Medical Fun Facts Podcast

MFF0021: Ghon

Tonight I’m thinking of Anton Ghon. Ghon was an Austrian pathologist and he lived from 1866 to 1936. He specialised in bacteriology and became an expert in meningitis and tuberculosis. It’s his work in tuberculosis that earned him medical immortality. Both the Ghon focus and Ghon’s complex are named after him.

The Ghon focus is a subpleural primary tuberculous lesion. It’s usually found near a fissure either at the lower part of an upper lung lobe or at the upper edge of a lower lobe. It often forms in childhood after airborne exposure to the tubercle bacillus in a nonimmune human.

The Ghon focus is a small area of granulomatous inflammation (a form of chronic inflammation) and is only really seen antemortem by chest x-ray when the lesion calcifies or suddenly grows larger. Of course, you can get a better look post-mortem when you open the chest cavity, remove the lungs a have a good feel for hard lumps.

When a Ghon focus involves infection of nearby lymphatics and hilar lymph nodes, it transforms into a Ghon’s complex.

Tuberculosis is caused by the bacterium Mycobacterium tuberculosis. Mycobacteria are special in that their cell wall contains large amounts of mycolic acid which confers a waxy property. This means traditional bacterial stains, like Gram’s stain, fail to penetrate the cell wall and in clinical specimens, the clue is to look for ghosting bacterial cells. The usual stains used for mycobacteria are acid-fast stains like the Ziehl-Neelsen stain which is commonly used in mycobacteriology or the Wade-Fite technique used in histopathology to stain acid-fast bacilli (AFB).

Other genera that contain an appreciable amount of mycolic acid includes the corynebacteria and rhodococci.

Acid-fast stains like the Ziehl-Neelsen stain can be modified to also stain other bacteria like Nocardia species.

Mycobacteria are fairly common in the environment and we often see them as contaminants or commensals in clinical specimens. The clinical significance of such so-called atypical mycobacteria is low unless the patient is immunocompromised.
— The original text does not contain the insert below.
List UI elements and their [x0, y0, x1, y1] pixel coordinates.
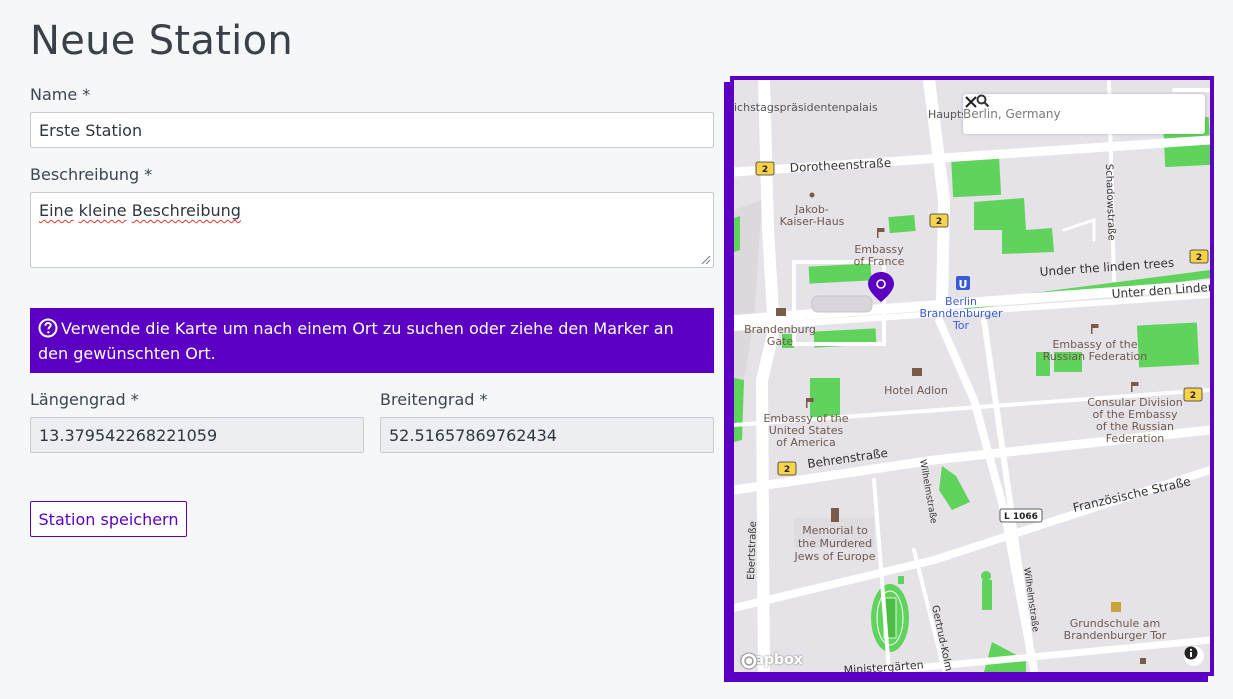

Then these atypical mycobacteria can cause significant pulmonary infection. It’s important to note that infection with atypical mycobacteria should NOT be called tuberculosis. Unfortunately, I’ve heard some nonmedically qualified people make an assumption that atypical mycobacterial infection can be called tuberculosis. That creates a lot of confusion especially because treatment and overall patient management including infection control measures can be very different.

One of the most interesting mycobacterial infections I’ve come across is the Buruli ulcer which is caused by Mycobacterium ulcerans. While this tropical infection is well known in sub-Saharan Africa, it also goes by the name Bairnsdale ulcer in coastal Victoria here in Australia. Another pocket of infection is found in far north Queensland where it is known as the Daintree ulcer. The interesting thing about these ulcers is the size they can get to and the edges are often undermined so that you can run your finger around and under the edges. While treatment with antimicrobials is important for a cure, surgical intervention is often required too.